THE MILKY WAY IN SCORPIO, LUPUS,
AND ARA
Photographed at Hanover, Cape Colony,
by Bailey and Schultz
The river now divides. One short stream, which goes north from Centaur towards Antares, is faint and soon lost; but another northern stream is so bright and so persistent that from Centaur to Cygnus we may say that the Galaxy flows in a double current. This northern portion forms first the smoke of the Altar on which the Centaur is about to offer the Beast, then passes through the Scorpion into the Serpent-Holder, and here, between η Ophiuchi and Corona Australis, the double stream has its greatest width. The northern division soon grows dim and seems to die out, but begins again near β Ophiuchi, and, curving through a little group of stars, passes through the head of the Eagle and forms an oval lagoon in the Swan.

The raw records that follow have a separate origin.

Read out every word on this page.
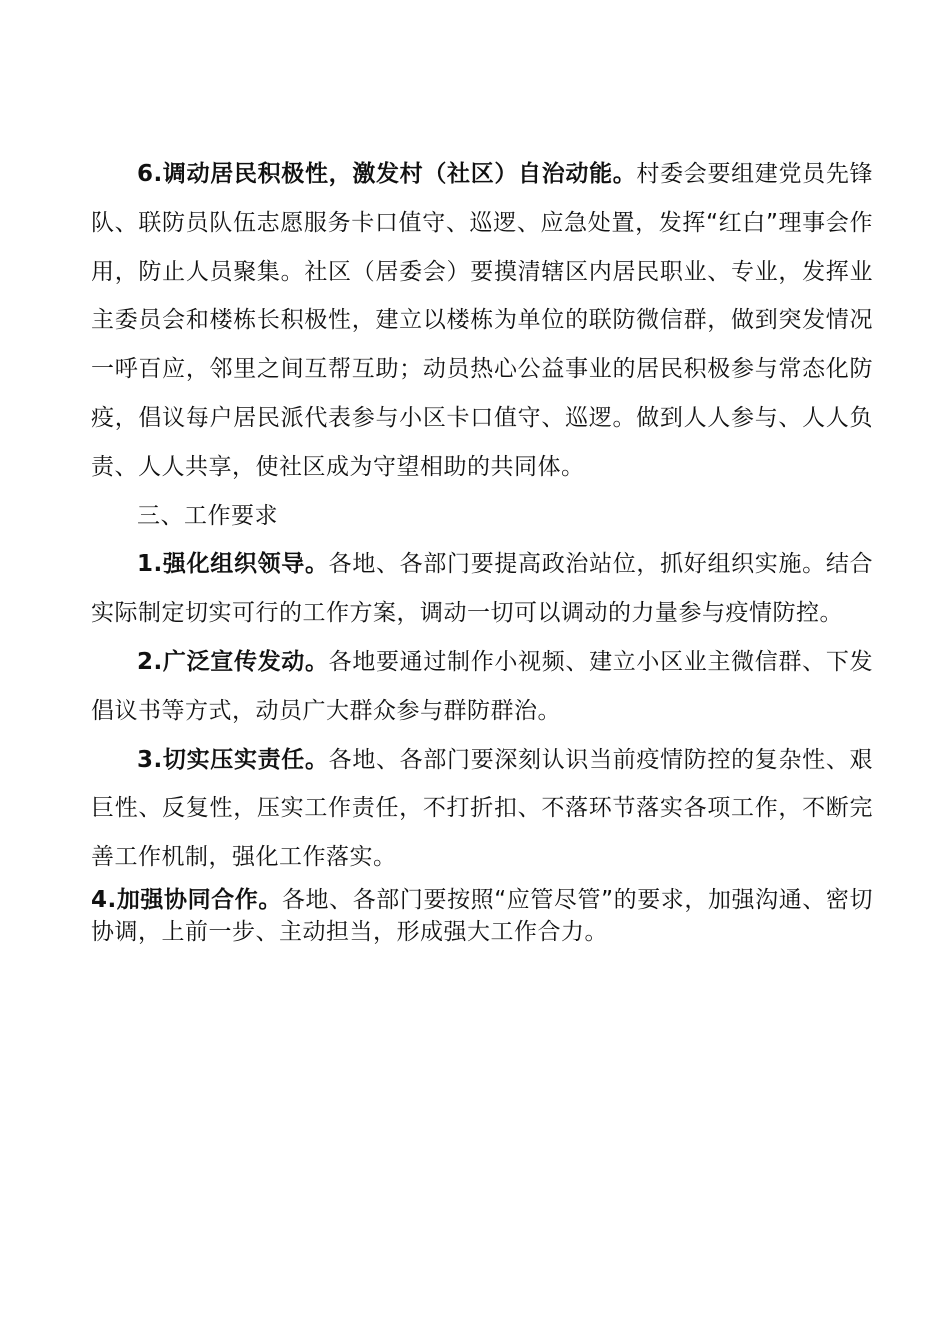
6.调动居民积极性，激发村（社区）自治动能。村委会要组建党员先锋队、联防员队伍志愿服务卡口值守、巡逻、应急处置，发挥“红白”理事会作用，防止人员聚集。社区（居委会）要摸清辖区内居民职业、专业，发挥业主委员会和楼栋长积极性，建立以楼栋为单位的联防微信群，做到突发情况一呼百应，邻里之间互帮互助；动员热心公益事业的居民积极参与常态化防疫，倡议每户居民派代表参与小区卡口值守、巡逻。做到人人参与、人人负责、人人共享，使社区成为守望相助的共同体。

三、工作要求

1.强化组织领导。各地、各部门要提高政治站位，抓好组织实施。结合实际制定切实可行的工作方案，调动一切可以调动的力量参与疫情防控。

2.广泛宣传发动。各地要通过制作小视频、建立小区业主微信群、下发倡议书等方式，动员广大群众参与群防群治。

3.切实压实责任。各地、各部门要深刻认识当前疫情防控的复杂性、艰巨性、反复性，压实工作责任，不打折扣、不落环节落实各项工作，不断完善工作机制，强化工作落实。

4.加强协同合作。各地、各部门要按照“应管尽管”的要求，加强沟通、密切协调，上前一步、主动担当，形成强大工作合力。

The southern stream passes through the Scorpion’s Tail into Sagittarius, then through the Eagle and the Arrow till it flows close beside the northern stream in the Swan, and finally rejoins it in a bright patch round α Cygni. Except just here it is much brighter than the northern stream, and its structure is even fuller of wonderful detail than in Argo. In Sagittarius it consists of great rounded patches with dark spaces between. The brightest of these contains the star γ Sagittarii; then follows a remarkable region of small patches and streaks, the portion passing through Sagittarius and Aquila being thickly studded with nebulae. This is followed by another bright patch, rivalling that round γ Sagittarii, which involves the stars λ and 6 Aquilae.
This ends the most brilliant and wonderful part of the Milky Way. When well seen, as we see it in the south, it recalls Herschel’s words, written at the Cape when it came into view in his telescope:
“The real Milky Way is just come on in great semi-nebulous masses, running into one another, heaps on heaps.” And again: “The Milky Way is like sand, not strewed evenly as with a sieve, but as if flung down by handfuls, and both hands at once.”

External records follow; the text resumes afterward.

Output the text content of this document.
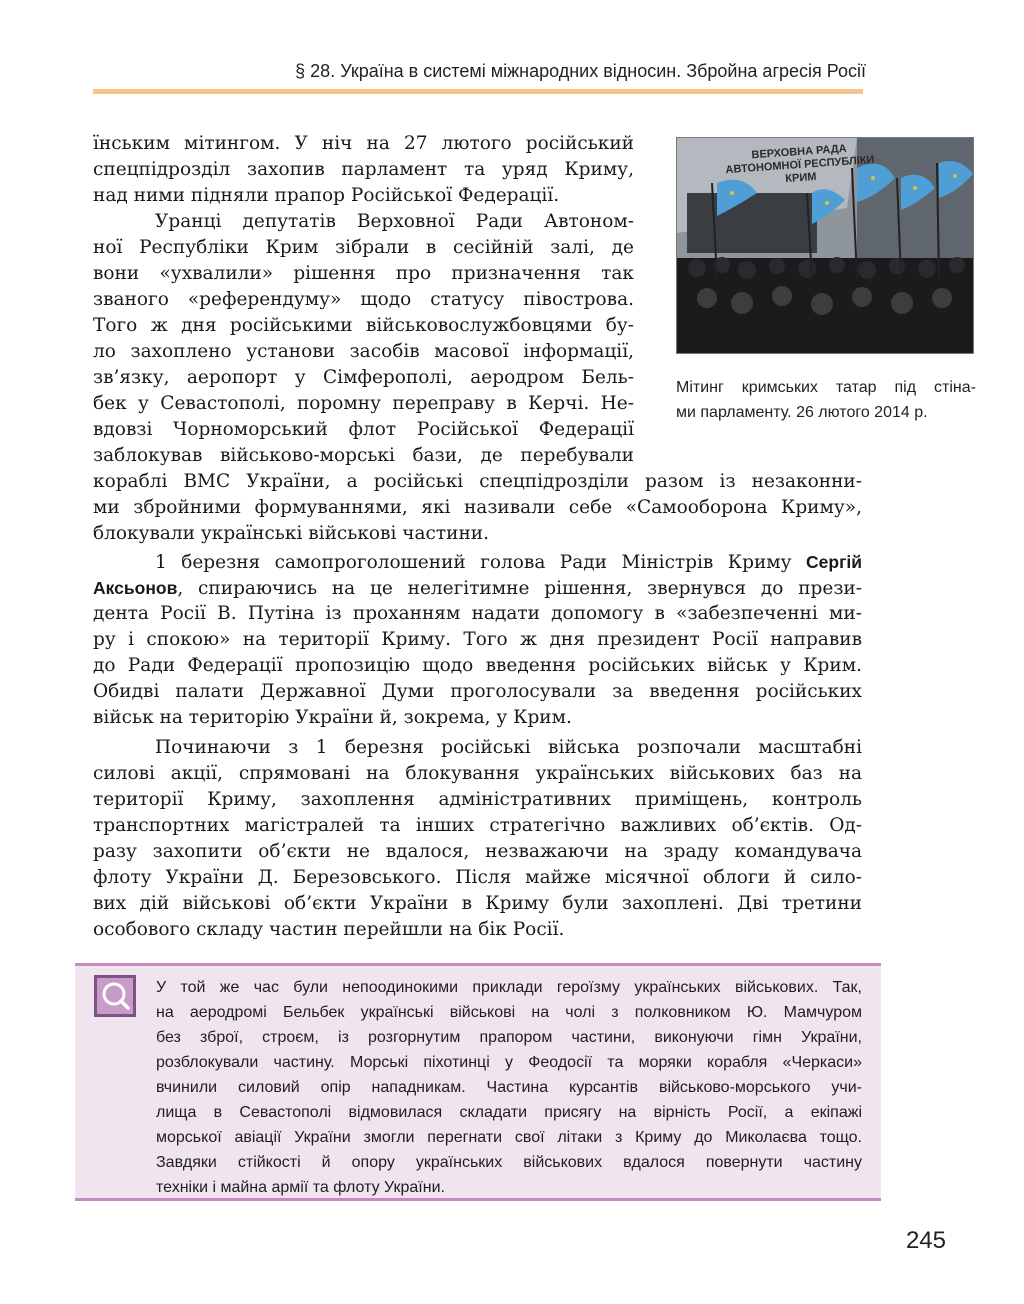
§ 28. Україна в системі міжнародних відносин. Збройна агресія Росії
їнським мітингом. У ніч на 27 лютого російський
спецпідрозділ захопив парламент та уряд Криму,
над ними підняли прапор Російської Федерації.
Уранці депутатів Верховної Ради Автоном-
ної Республіки Крим зібрали в сесійній залі, де
вони «ухвалили» рішення про призначення так
званого «референдуму» щодо статусу півострова.
Того ж дня російськими військовослужбовцями бу-
ло захоплено установи засобів масової інформації,
зв’язку, аеропорт у Сімферополі, аеродром Бель-
бек у Севастополі, поромну переправу в Керчі. Не-
вдовзі Чорноморський флот Російської Федерації
заблокував військово-морські бази, де перебували
кораблі ВМС України, а російські спецпідрозділи разом із незаконни-
ми збройними формуваннями, які називали себе «Самооборона Криму»,
блокували українські військові частини.
1 березня самопроголошений голова Ради Міністрів Криму Сергій
Аксьонов, спираючись на це нелегітимне рішення, звернувся до прези-
дента Росії В. Путіна із проханням надати допомогу в «забезпеченні ми-
ру і спокою» на території Криму. Того ж дня президент Росії направив
до Ради Федерації пропозицію щодо введення російських військ у Крим.
Обидві палати Державної Думи проголосували за введення російських
військ на територію України й, зокрема, у Крим.
Починаючи з 1 березня російські війська розпочали масштабні
силові акції, спрямовані на блокування українських військових баз на
території Криму, захоплення адміністративних приміщень, контроль
транспортних магістралей та інших стратегічно важливих об’єктів. Од-
разу захопити об’єкти не вдалося, незважаючи на зраду командувача
флоту України Д. Березовського. Після майже місячної облоги й сило-
вих дій військові об’єкти України в Криму були захоплені. Дві третини
особового складу частин перейшли на бік Росії.
ВЕРХОВНА РАДА АВТОНОМНОЇ РЕСПУБЛІКИ КРИМ
Мітинг кримських татар під стіна-
ми парламенту. 26 лютого 2014 р.
У той же час були непоодинокими приклади героїзму українських військових. Так,
на аеродромі Бельбек українські військові на чолі з полковником Ю. Мамчуром
без зброї, строєм, із розгорнутим прапором частини, виконуючи гімн України,
розблокували частину. Морські піхотинці у Феодосії та моряки корабля «Черкаси»
вчинили силовий опір нападникам. Частина курсантів військово-морського учи-
лища в Севастополі відмовилася складати присягу на вірність Росії, а екіпажі
морської авіації України змогли перегнати свої літаки з Криму до Миколаєва тощо.
Завдяки стійкості й опору українських військових вдалося повернути частину
техніки і майна армії та флоту України.
245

What is it? The ancients thought it the pathway of departed spirits, or fiery exhalations from the earth imprisoned in the skies, or a former road of the sun through the stars. But Democritus and some other inquiring Greeks believed it to be the shining of multitudes of stars too faint and too close together to be seen separately, and we know this to be the truth. We know also, from simply counting the stars in different regions of the sky, that their numbers increase regularly as we go from north or south towards the Milky Way, and stars of all magnitudes are most abundant within its course. We saw also that star-clusters and certain kinds of nebulae frequent it, while other kinds avoid it, and that blue and white stars are the most abundant near it, and tend to move through space in planes parallel with it, while the redder stars are scattered and move about in all directions.
Facts like these lead astronomers to believe that the Milky Way has a definite relation with all the visible universe, that even the most distant nebula is not an outlying universe apart from ours, but all are parts of one vast stellar system.
It is possible that the Milky Way, which we see as a great circle, double in one part, is really an immense spiral, and that we are nearest one curve of it, the great southern division which looks so bright. It may be that the spiral nebulae, vast though they are in terms of earthly measurement, are tiny models of one tremendous spiral which enfolds the universe with its coils.